Зато ночи были для него мукой. И вечера. Долго не мог заснуть. В отряде с каждым днем
становилось все многолюднее. Те, кому было положено, укладывались ко сну, но менялись же
часовые, по лагерю постоянно кто-то ходил. Ганс понимал и чувствовал, что с него не спускают
глаз, и это вызывало болезненное ощущение – ему не верят, и кто знает, поверят ли когда-
нибудь.
Он лежал, положив руки под голову, – был счастлив, что их уже не вязали за спиной, – и
думал. Думал о геноссе Еве. Она для него стала родным человеком. Пожилая женщина,
чужеземка…
Он вспомнил своего друга Курта Вебера, по-новому воспринимал его слова о правде, к
которым он в свое время мало прислушивался. Курта бросили в концлагерь. То, что не успел
друг, объяснила геноссе Ева в момент, когда он готов был уже проститься с жизнью. Она
заставила его взглянуть на мир по-иному, увидеть себя самого со стороны, понять, что он,
рабочий с деда-прадеда, оказался среди тех, кто пришел убивать, уничтожать простых хороших
людей, братьев по классу, душить революцию, ту самую, которую богачи подавили на его
родине.
Вспомнилась первая и последняя его акция, направленная против партизан. Водил их в лес
хлопец, который выдал партизан, – их тогда на базе не оказалось, – перебежчик, человек,
предавший своих. Оборотень сидел в их машине, Ганс с товарищами внимательно рассматривали
его, даже заговорили с ним, но заговорили с презрением. Ефрейтор Кальт и тот избегал смотреть
на сопровождающего, бормоча сквозь зубы: «Большевистская бестия, продажная свинья, такому
не верь ни на пфенниг, если он продал своих, чужих продаст трижды».

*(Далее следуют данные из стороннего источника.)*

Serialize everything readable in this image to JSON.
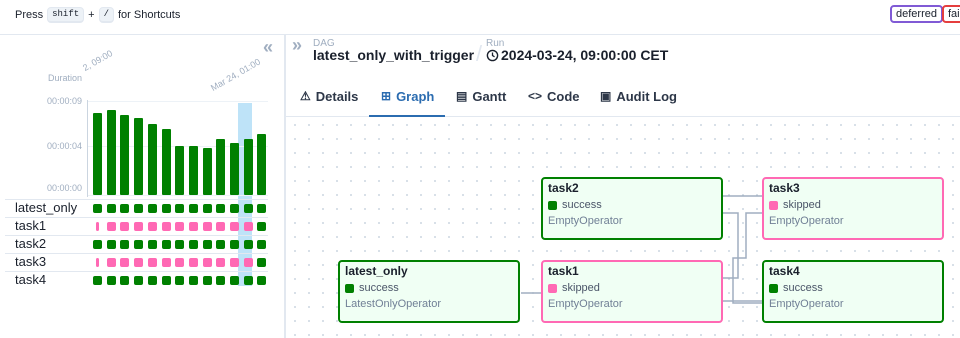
{
  "topbar": {
    "press": "Press",
    "key1": "shift",
    "plus": "+",
    "key2": "/",
    "for_shortcuts": "for Shortcuts",
    "legend": [
      {
        "label": "deferred",
        "color": "#805ad5"
      },
      {
        "label": "fail",
        "color": "#e53e3e"
      }
    ]
  },
  "grid": {
    "collapse_icon": "«",
    "duration_label": "Duration",
    "date_labels": [
      "2, 09:00",
      "Mar 24, 01:00"
    ],
    "y_ticks": [
      "00:00:09",
      "00:00:04",
      "00:00:00"
    ],
    "durations_fraction": [
      0.87,
      0.9,
      0.85,
      0.82,
      0.75,
      0.7,
      0.52,
      0.52,
      0.5,
      0.6,
      0.55,
      0.6,
      0.65
    ],
    "highlight_index": 11,
    "rows": [
      {
        "label": "latest_only",
        "states": [
          "s",
          "s",
          "s",
          "s",
          "s",
          "s",
          "s",
          "s",
          "s",
          "s",
          "s",
          "s",
          "s"
        ]
      },
      {
        "label": "task1",
        "states": [
          "p",
          "k",
          "k",
          "k",
          "k",
          "k",
          "k",
          "k",
          "k",
          "k",
          "k",
          "k",
          "s"
        ]
      },
      {
        "label": "task2",
        "states": [
          "s",
          "s",
          "s",
          "s",
          "s",
          "s",
          "s",
          "s",
          "s",
          "s",
          "s",
          "s",
          "s"
        ]
      },
      {
        "label": "task3",
        "states": [
          "p",
          "k",
          "k",
          "k",
          "k",
          "k",
          "k",
          "k",
          "k",
          "k",
          "k",
          "k",
          "s"
        ]
      },
      {
        "label": "task4",
        "states": [
          "s",
          "s",
          "s",
          "s",
          "s",
          "s",
          "s",
          "s",
          "s",
          "s",
          "s",
          "s",
          "s"
        ]
      }
    ],
    "state_colors": {
      "success": "#008000",
      "skipped": "#ff69b4"
    }
  },
  "breadcrumb": {
    "expand_icon": "»",
    "dag_label": "DAG",
    "dag_name": "latest_only_with_trigger",
    "run_label": "Run",
    "clock_icon": "clock-icon",
    "run_value": "2024-03-24, 09:00:00 CET"
  },
  "tabs": [
    {
      "label": "Details",
      "icon": "⚠"
    },
    {
      "label": "Graph",
      "icon": "⊞"
    },
    {
      "label": "Gantt",
      "icon": "▤"
    },
    {
      "label": "Code",
      "icon": "<>"
    },
    {
      "label": "Audit Log",
      "icon": "▣"
    }
  ],
  "active_tab": "Graph",
  "graph": {
    "nodes": [
      {
        "id": "task2",
        "name": "task2",
        "state": "success",
        "operator": "EmptyOperator",
        "color": "#008000",
        "dot": "#008000"
      },
      {
        "id": "task3",
        "name": "task3",
        "state": "skipped",
        "operator": "EmptyOperator",
        "color": "#ff69b4",
        "dot": "#ff69b4"
      },
      {
        "id": "latest_only",
        "name": "latest_only",
        "state": "success",
        "operator": "LatestOnlyOperator",
        "color": "#008000",
        "dot": "#008000"
      },
      {
        "id": "task1",
        "name": "task1",
        "state": "skipped",
        "operator": "EmptyOperator",
        "color": "#ff69b4",
        "dot": "#ff69b4"
      },
      {
        "id": "task4",
        "name": "task4",
        "state": "success",
        "operator": "EmptyOperator",
        "color": "#008000",
        "dot": "#008000"
      }
    ]
  }
}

Эти слова приходили в голову Гансу каждый вечер, как только он укладывался на место в
уголке будки. «Кто продает своих… кто продает своих…» – стучало, словно молоточком, в темя.
Ему не хотелось продавать своих, он неспособен был продавать своих. Хотя, конечно, свои —
очень разные люди. Одни идут, вынуждены идти на войну, а другие гонят их на нее силой.
Чтобы не терзаться сомнениями, он прогонял от себя невеселые раздумья о будущем,
вспоминал прошлое. Вспоминать было сладко, особенно мать. Печальные глаза, морщины на
лице… Чем же она, его мутти, так похожа на геноссе Еву? Эти морщины… брови, кончики которых
опущены вниз… А глаза… У мамы типичные глаза немецких женщин… У геноссе Евы они карие,
но… такие же печальные и умные, как и у матери.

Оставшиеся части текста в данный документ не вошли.